We report the results of experiments on implementing individually addressable one-qubit quantum gates on a microwave transition with two ⁸⁷Rb atoms in two optical dipole traps. Addressing is carried out using additional focused laser light, which results in a differential light shift of the microwave transition frequency. In the absence of addressing in each of the atoms, Rabi oscillations are obtained on the microwave clock transition 5S_1/2 (F = 2, m_F = 0) → 5S_1/2(F = 1, m_F = 0) between two working levels of qubits with a frequency of up to 5.1 kHz, a contrast up to 98 %, and a coherence time up to 4 ms. When addressing is turned on, the probability of a microwave transition in the addressed atom is suppressed to an average value of less than 5 %. The Rabi oscillations remaining in the other atom have the same contrast and correspond to the implementation of individually addressable basic one-qubit quantum operations (Hadamard gate and NOT gate) from different initial states of a qubit with an average fidelity of 92% 3 %. After renormalising this fidelity to the error in the preparation and measurement of quantum states of qubits, an estimate of 97% 3% is obtained for the fidelity of individual qubit rotations.
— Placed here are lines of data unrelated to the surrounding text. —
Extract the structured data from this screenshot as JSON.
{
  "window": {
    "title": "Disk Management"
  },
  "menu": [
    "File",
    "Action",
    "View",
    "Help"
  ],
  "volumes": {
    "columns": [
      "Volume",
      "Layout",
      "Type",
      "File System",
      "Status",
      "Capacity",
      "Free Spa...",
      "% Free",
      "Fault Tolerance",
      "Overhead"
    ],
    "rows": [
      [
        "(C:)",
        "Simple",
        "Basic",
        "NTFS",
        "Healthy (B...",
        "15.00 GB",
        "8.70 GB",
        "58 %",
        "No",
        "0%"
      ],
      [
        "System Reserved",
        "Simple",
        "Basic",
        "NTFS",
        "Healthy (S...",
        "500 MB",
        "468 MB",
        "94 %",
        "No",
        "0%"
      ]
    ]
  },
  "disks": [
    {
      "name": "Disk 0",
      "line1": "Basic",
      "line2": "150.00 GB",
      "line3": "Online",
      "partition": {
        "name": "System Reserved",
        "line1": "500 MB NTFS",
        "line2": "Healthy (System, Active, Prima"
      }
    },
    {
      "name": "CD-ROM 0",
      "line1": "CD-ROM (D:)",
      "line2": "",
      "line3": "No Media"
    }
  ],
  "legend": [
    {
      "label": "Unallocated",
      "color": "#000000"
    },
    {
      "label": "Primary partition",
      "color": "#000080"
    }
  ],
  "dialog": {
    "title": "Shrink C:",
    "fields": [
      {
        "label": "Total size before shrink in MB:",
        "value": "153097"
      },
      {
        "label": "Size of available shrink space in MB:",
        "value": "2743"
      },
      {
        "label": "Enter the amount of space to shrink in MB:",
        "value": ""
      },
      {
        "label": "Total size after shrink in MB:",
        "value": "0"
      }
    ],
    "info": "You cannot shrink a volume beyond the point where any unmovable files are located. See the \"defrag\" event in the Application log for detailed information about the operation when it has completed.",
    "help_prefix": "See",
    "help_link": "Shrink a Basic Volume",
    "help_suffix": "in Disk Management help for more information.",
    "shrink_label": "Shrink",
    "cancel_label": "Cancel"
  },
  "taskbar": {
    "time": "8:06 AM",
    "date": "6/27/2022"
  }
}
我们报告了在两个光偶极陷阱中使用两个⁸⁷ Rb 原子在微波跃迁上实现单独可寻址的一个量子位量子门的实验结果。寻址是使用额外的聚焦激光进行的，这会导致微波跃迁频率的不同光移。在每个原子中没有寻址的情况下，在微波时钟跃迁 5S _1/2 ( F = 2, m _F = 0) → 5S _1/2 ( F = 1, m _F = 0) 在频率高达 5.1 kHz、对比度高达 98 % 和相干时间高达 4 ms 的两个工作级量子位之间。当寻址打开时，被寻址原子中微波跃迁的概率被抑制到小于 5% 的平均值。保留在另一个原子中的 Rabi 振荡具有相同的对比度，对应于从一个量子位的不同初始状态实现可单独寻址的基本单量子位量子操作（哈达玛门和非门），平均保真度为 92% 3%。在将这种保真度重新归一化为准备和测量量子位量子态的误差后，单个量子位旋转的保真度估计为 97% 3%。